Pesquisa constata que empresas de contact center priorizam contratação de mulheres, negros e pessoas LGBTQIA+

Pesquisa constata que empresas de contact center priorizam contratação de mulheres, negros e pessoas LGBTQIA+. Resultado é de pesquisa realizada pelo Sintelmark- Sindicato Paulista das Empresas de Contact Center, com uma amostra de 5.217 colaboradores em regime CLT, por meio de levantamento sociodemográfico e censo realizados pela agência de pesquisa FairJob.

Realizada em formato autodeclaratório, a pesquisa pretendeu avaliar os níveis de diversidade e inclusão do setor de contact center.

Mulheres são maioria

Quando perguntados sobre gênero, a pesquisa indicou que 70% dos colaboradores são mulheres e destas 62% ocupam cargos de liderança como gerência, coordenação e supervisão.

No entanto, na sociedade brasileira existe um equilíbrio entre homens e mulheres segundo o Censo IBGE 2022: 51,5% da população são mulheres e 48,5% homens.

20,6% são do grupo LGBTQIA+

No quesito orientação sexual, a pesquisa mostra que 20,6% dos colaboradores do setor são do grupo LGBTQIA+, sendo que 17,92% deles exercem cargos de liderança. As pessoas autodeclaradas LGBTQIA+ são bem mais representativas nas empresas de contact center  (20,6%) do que aparecem na sociedade (4,9%) segundo o Censo do IBGE de 2022.

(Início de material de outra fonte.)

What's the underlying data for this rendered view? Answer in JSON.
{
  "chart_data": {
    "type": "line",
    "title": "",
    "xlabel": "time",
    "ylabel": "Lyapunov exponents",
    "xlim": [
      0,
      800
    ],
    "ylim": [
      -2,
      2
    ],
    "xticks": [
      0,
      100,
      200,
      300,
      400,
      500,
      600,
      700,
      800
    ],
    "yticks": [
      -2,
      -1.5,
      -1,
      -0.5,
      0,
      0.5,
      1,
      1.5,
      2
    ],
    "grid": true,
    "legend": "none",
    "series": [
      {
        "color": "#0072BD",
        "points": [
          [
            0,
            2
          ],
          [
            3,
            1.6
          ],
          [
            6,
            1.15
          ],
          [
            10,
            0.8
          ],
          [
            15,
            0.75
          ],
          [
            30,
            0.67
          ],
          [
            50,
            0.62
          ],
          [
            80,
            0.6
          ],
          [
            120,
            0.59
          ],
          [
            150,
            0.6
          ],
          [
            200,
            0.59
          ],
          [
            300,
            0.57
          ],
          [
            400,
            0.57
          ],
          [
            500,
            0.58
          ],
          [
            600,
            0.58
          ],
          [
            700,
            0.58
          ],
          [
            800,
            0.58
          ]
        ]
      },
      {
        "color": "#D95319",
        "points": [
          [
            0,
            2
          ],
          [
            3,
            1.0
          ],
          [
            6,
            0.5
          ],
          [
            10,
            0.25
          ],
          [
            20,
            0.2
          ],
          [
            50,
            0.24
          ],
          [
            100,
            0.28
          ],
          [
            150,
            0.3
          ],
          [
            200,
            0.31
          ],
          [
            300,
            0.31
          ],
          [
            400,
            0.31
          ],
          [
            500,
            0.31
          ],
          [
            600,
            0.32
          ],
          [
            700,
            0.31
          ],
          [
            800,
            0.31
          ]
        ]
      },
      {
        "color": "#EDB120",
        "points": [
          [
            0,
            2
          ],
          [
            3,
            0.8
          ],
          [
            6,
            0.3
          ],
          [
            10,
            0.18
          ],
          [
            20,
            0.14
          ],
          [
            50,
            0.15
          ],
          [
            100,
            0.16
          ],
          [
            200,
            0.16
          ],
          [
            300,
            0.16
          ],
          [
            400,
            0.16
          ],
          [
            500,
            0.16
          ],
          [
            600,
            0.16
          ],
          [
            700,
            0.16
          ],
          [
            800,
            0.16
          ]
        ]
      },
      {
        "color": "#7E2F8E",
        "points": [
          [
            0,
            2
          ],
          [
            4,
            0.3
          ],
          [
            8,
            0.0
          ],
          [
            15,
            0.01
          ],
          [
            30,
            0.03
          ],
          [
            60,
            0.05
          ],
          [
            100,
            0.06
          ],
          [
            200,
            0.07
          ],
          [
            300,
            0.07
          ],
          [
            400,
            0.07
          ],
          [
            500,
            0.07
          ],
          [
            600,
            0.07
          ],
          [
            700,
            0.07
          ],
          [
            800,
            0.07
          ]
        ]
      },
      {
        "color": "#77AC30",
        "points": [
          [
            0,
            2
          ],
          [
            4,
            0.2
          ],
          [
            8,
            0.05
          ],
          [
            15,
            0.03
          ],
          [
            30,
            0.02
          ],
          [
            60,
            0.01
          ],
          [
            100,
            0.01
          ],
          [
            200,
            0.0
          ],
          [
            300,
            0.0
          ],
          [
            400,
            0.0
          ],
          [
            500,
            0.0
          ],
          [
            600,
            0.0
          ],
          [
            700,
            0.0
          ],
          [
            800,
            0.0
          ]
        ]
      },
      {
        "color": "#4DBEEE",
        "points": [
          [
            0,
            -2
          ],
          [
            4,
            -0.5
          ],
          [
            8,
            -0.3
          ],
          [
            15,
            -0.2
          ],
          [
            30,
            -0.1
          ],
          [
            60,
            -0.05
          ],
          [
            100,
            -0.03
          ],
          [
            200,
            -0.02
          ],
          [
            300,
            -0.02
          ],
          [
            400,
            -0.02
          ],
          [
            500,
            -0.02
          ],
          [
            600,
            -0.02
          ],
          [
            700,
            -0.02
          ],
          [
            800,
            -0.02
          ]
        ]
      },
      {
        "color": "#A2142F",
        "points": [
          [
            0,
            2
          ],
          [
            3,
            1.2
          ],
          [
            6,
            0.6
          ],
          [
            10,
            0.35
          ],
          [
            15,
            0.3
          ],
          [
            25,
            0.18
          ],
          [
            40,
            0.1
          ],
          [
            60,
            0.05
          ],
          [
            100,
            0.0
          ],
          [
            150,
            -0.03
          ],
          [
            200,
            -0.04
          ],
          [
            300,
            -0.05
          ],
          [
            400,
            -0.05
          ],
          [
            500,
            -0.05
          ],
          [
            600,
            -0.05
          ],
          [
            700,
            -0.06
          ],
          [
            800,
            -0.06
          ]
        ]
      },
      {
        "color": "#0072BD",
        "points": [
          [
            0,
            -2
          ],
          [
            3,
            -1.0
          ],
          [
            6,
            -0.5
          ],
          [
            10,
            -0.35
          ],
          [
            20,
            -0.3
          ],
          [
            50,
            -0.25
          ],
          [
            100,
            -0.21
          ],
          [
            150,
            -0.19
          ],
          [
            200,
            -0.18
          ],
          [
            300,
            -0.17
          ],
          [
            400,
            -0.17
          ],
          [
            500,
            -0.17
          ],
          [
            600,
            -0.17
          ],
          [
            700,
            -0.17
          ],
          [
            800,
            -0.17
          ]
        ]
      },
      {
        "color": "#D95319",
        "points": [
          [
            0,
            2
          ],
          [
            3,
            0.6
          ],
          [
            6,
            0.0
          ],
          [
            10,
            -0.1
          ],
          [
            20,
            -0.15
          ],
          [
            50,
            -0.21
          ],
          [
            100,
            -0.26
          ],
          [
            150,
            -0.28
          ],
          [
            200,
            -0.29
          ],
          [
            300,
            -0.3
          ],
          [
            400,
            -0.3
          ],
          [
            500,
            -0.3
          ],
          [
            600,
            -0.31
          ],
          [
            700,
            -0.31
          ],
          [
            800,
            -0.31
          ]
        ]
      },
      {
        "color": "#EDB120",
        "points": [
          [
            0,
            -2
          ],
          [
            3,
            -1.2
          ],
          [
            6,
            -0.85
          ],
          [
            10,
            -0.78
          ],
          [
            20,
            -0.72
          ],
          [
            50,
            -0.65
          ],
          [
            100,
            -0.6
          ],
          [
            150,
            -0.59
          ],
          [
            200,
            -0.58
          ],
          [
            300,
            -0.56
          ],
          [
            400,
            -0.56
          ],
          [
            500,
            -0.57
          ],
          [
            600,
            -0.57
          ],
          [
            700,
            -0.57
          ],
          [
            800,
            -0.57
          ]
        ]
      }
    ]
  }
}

Pretos e pardos são maioria

O setor soma 53% dos colaboradores que se autodeclararam pretos e pardos. Destes, 18,3% são pretos, enquanto pelo Censo IBGE 2022, 10,6% são pretos, o que indica que as empresas de contact center concentram mais pessoas pretas do que na própria população brasileira. A pesquisa apurou ainda que 44,78% dos cargos de liderança são ocupados por negros no setor.

Mais da metade é jovem

Predomina ainda no segmento de contact center a geração Z, jovens de 14 a 33 anos que perfazem 60,8% dos colaboradores. Pelo Censo IBGE 2022, 34,5% da população brasileira têm menos de 30 anos.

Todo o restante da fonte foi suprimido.